Monitor for the memory leak with kernel tools:
- Enable kmemleak if supported: write to /sys/kernel/debug/kmemleak and view the report.
- Check kernel logs for allocation failure messages or backtraces that match the nfs4_stid leak signature (the upstream traces show calls like nfsd4_process_open1 and nfsd4_open).
- Set alerts on memory usage for nodes running nfsd, and watch for sustained growth that does not correspond to normal workload.

Verification After Patching

Once patched, reproduce a normal NFS workload and observe memory consumption over several hours. Use slabtop or read from /proc/slabinfo to confirm that nfs4_stid structures are not accumulating. If your environment allows, forcibly trigger delegation recalls and ensure no objects are leaked.

Outlook: Keep an Eye on Expanding Attestations

Microsoft will extend its VEX attestations throughout 2025 and beyond. Watch the MSRC CVE page for CVE-2025-22025 for status changes—if other products, such as specific WSL2 kernel builds or certain Azure VM images, receive a “Known Affected” or “Fixed” label, act accordingly.

Other enterprise Linux distributors will continue to backport the fix into their long-term support kernels.
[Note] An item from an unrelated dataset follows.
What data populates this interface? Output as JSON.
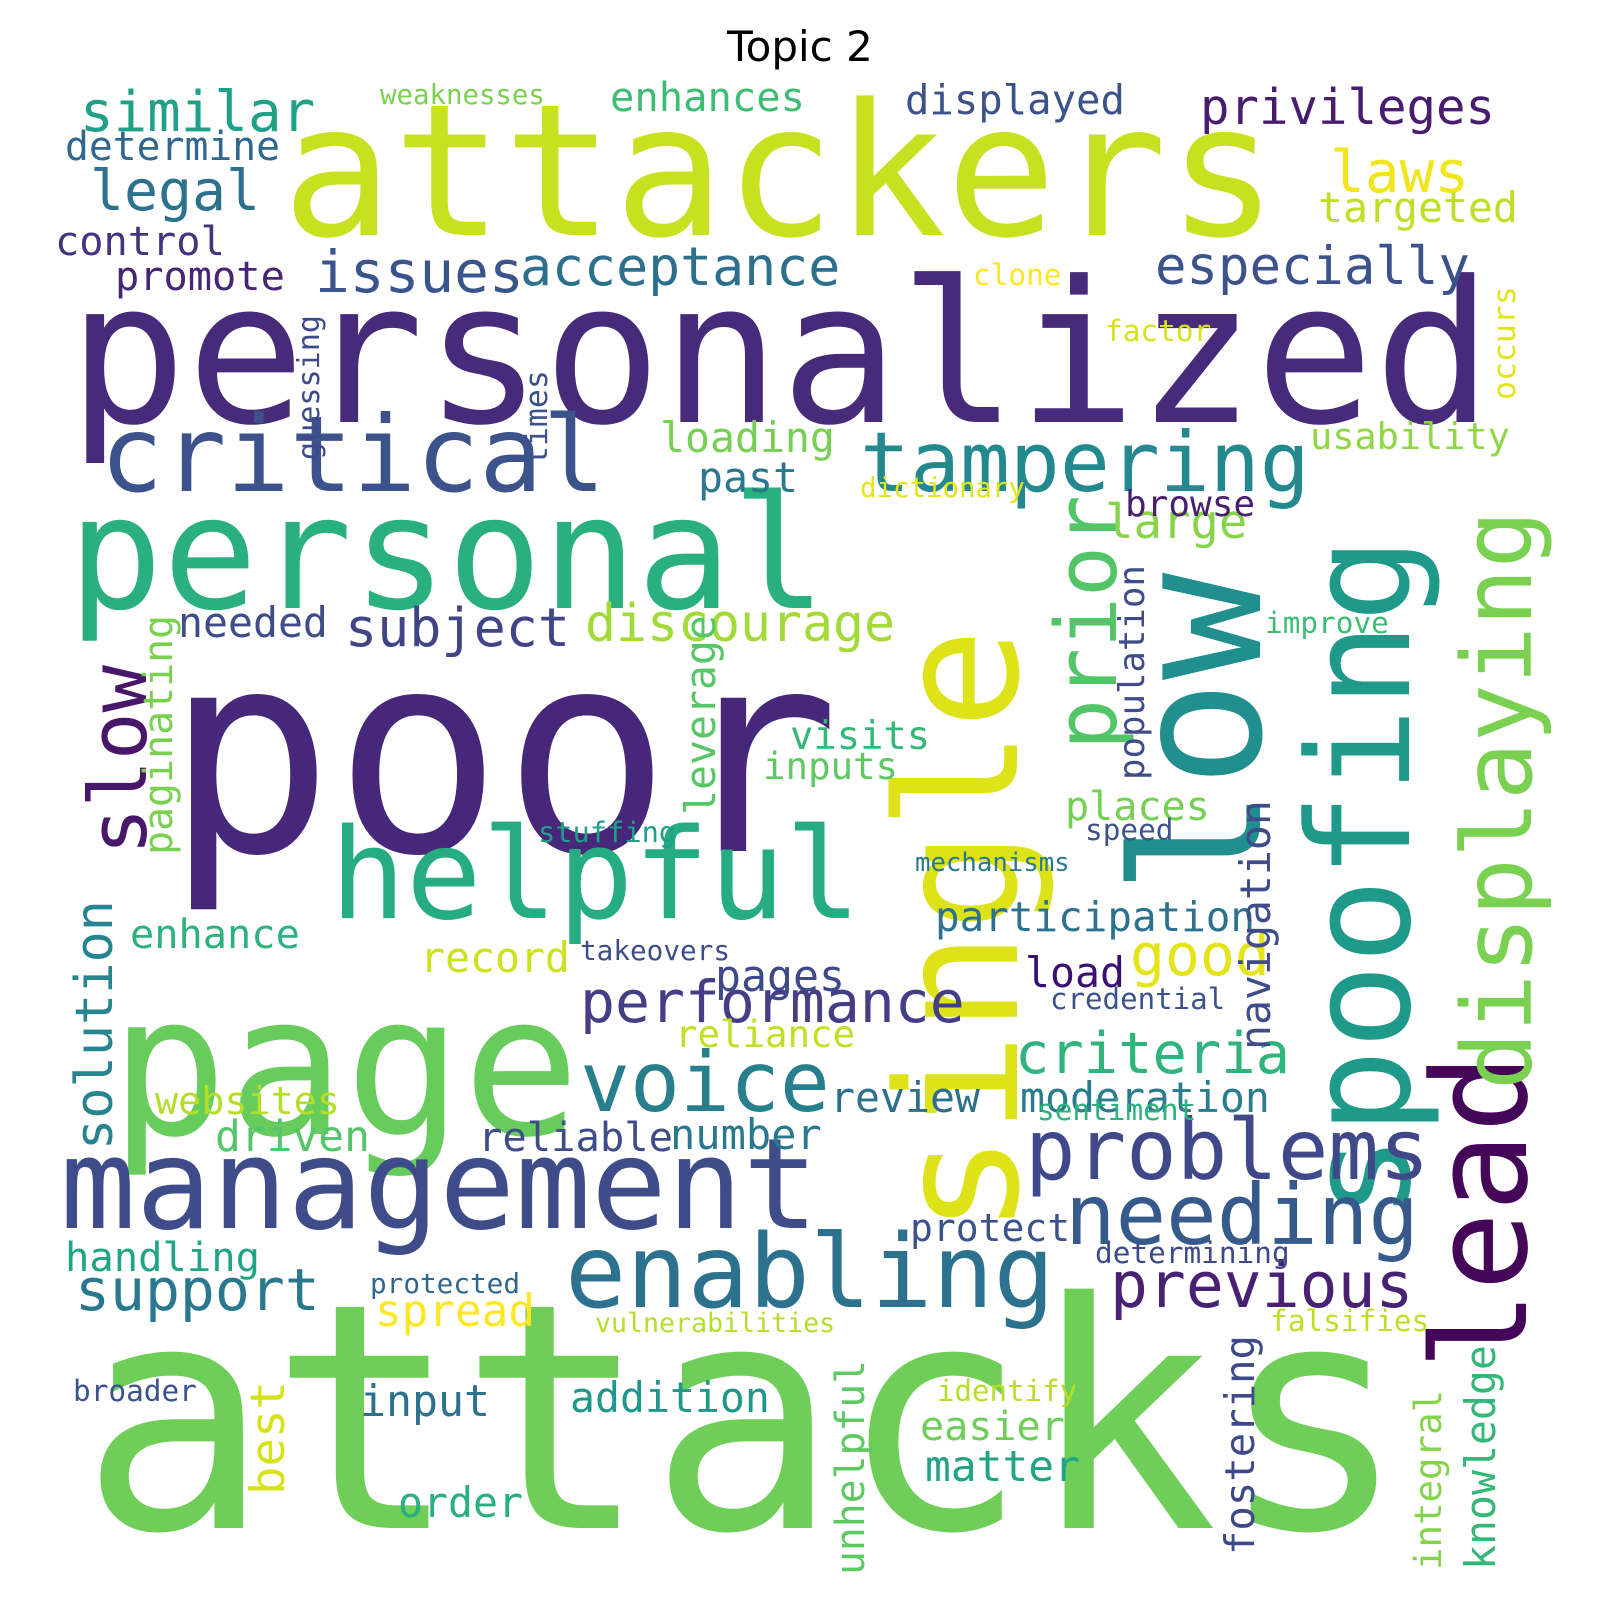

If you run a custom or third-party kernel that might be based on an affected version, verify that the patch is included.

Finally, while no public proof-of-concept exploit has been observed, the nature of the bug (a simple reference-counting omission) makes it straightforward for a determined local attacker to craft a reliable trigger. Treat this vulnerability as a quiet but persistent availability risk, and close the window by patching without delay.